Welcome to Managing AML. I am Dr. Richard Stone. I am frequently asked, “Should all fit, newly diagnosed patients with AML receive 3+7 based induction therapy?” That is a very interesting question. It’s a question that I would never have been asked a few years ago, because it was pretty much of a reflex by leukemia treaters that if a patient was fit of any age – even up to age 75 or 80 in some cases – if they had AML and it wasn’t acute thrombocytic leukemia, they would receive 3 days of anthracycline (such as daunorubicin) and 7 days of continuous infusional cytarabine. That was the story, and we would try to get them into remission. Remission would be measured by morphologic analysis of their bone marrow and blood approximately 4 to 6 weeks after the therapy. We would want to see less than 4% blasts in the marrow. We would want to see recovery of normal hematopoiesis.
As it turns out, not all fit patients treated with 3+7 benefit from 3+7. I would like to call your attention to a group of patients with intrinsically resistant disease, namely those with complex cytogenetics, and/or a 3q26 cytogenetic abnormality, and/or translocation between chromosome 6 and 9, and/or a TP53 mutation. These patients have a low response rate to 3+7 chemotherapy. Moreover, they have a very poor long-term event-free survival with 3+7 chemotherapy. These types of intrinsically resistant patients simply do not respond well to chemotherapy. Now, this is controversial, but I would consider giving such patients hypomethylating agent-based therapy, and the data for that comes from a couple of sources. One is the AML-001 trial conducted in Europe led by Dr. Hervé Dombret. The trial randomized patients who were older who had lower white counts (less than 15,000 at diagnosis) to either azacitidine for 7 days every month, or what was called conventional care therapy. This could include a pre-selected choice between supportive care, low-dose ara-C, or 3+7. Now most of the patients did not get 3+7, but in that trial, people did just about as well if not a bit better by having been randomized to the hypomethylating agent therapy. So, that was one piece of data supporting the use of hypomethylating agent therapy even in people who might be considered fit for 3+7.

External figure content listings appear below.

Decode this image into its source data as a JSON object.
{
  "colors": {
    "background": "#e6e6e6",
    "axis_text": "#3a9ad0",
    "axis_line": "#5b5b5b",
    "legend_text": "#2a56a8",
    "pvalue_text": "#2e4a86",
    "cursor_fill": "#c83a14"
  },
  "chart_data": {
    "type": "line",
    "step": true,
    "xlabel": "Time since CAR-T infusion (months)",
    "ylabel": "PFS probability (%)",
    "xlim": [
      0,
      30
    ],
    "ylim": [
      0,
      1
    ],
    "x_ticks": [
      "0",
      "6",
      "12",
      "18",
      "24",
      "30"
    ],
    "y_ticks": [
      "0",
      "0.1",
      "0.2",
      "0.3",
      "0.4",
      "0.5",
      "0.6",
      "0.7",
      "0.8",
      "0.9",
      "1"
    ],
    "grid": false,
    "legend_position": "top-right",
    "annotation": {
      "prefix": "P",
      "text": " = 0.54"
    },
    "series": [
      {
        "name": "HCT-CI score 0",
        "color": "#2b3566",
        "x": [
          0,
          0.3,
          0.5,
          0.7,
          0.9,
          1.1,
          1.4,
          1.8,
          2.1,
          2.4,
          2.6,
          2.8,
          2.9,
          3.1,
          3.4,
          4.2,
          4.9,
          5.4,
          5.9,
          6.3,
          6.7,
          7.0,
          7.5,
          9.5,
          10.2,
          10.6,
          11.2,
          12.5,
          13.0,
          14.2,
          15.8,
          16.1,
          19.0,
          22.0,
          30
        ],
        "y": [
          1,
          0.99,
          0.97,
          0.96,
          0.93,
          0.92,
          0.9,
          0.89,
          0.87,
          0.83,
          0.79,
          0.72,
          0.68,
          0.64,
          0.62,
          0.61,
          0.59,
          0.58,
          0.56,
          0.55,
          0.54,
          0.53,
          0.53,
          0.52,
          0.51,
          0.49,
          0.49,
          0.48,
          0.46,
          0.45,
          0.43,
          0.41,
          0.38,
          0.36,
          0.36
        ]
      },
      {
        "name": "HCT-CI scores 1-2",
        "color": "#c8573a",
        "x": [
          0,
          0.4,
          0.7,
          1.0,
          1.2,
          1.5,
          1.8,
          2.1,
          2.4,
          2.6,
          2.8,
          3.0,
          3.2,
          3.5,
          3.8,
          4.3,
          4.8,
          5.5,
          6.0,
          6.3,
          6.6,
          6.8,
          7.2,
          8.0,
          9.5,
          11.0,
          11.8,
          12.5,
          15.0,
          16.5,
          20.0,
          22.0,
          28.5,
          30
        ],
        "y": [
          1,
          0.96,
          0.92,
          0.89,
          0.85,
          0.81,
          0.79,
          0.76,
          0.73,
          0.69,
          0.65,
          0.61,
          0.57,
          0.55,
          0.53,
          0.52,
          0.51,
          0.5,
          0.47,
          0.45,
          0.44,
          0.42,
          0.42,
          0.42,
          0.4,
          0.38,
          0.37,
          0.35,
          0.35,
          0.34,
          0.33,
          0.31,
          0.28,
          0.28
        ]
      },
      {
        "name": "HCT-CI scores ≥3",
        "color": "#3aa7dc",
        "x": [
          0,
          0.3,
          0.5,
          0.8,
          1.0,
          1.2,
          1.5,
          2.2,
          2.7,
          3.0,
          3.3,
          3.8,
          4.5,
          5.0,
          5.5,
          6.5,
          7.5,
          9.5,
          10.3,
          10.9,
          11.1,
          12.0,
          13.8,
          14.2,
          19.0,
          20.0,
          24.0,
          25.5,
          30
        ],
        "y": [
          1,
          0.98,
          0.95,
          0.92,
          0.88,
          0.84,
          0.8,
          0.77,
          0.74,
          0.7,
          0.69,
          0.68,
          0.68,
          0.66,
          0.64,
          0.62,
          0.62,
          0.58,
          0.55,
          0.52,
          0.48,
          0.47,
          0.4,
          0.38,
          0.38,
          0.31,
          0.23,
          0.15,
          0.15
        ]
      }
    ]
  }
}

The second piece of data which I really find intriguing was recently published in the New England Journal of Medicine by Dr. Welch of Washington University in St. Louis. He treated a group of patients with AML with 10 days of decitabine, and he noted that the response rate of people who had TP53 mutations, generally considered to be a horrible prognosis, was virtually 100%. Now, these people weren’t all cured. Some of them were able to go to transplant and some were not, but it seems like low-dose therapy might be better, or at least no worse, than the standard 3+7. That is something to consider for our highly adverse biological type of AML patients almost regardless of their age, but these are more common in older adults.
Secondly, I would like to call your attention to a very interesting new drug called CPX-351 or VYXEOS which is going to hopefully be approved in a certain subset of AML patients. That subset will be AML patients who have had a history of a prior myelodysplastic syndrome, or who have bad chromosomes or dysplasia in the marrow at the time the AML was diagnosed. This is generally referred to as secondary AML, though it is a bit more complicated than that. CPX-351 is daunorubicin and ara C, but it is enclosed in a lamellar capsule, in a sense, which allows a fixed molar ratio to be delivered hopefully to the leukemic stem cells. A phase 3 trial reported by Dr. Jeffrey Lancet at ASH about a year and a half ago showed that CPX-351 was superior in terms of overall survival, versus standard 3+7 in this specified group of AML patients. I think that is going to be something we are going to have to think about for this subset of AML patients in the very near-term future. Again, this is daunorubicin and ara-C, but it is not 3+7; it is a new way to deliver the same drugs. In summary, I would support a careful analysis of the intrinsic biologic leukemia risk of the patient at the time of diagnosis, and may be consider not using 3+7 for people with a really bad risk, and in the near future perhaps considering CPX-351 for patients with secondary AML. Thank you for viewing this activity.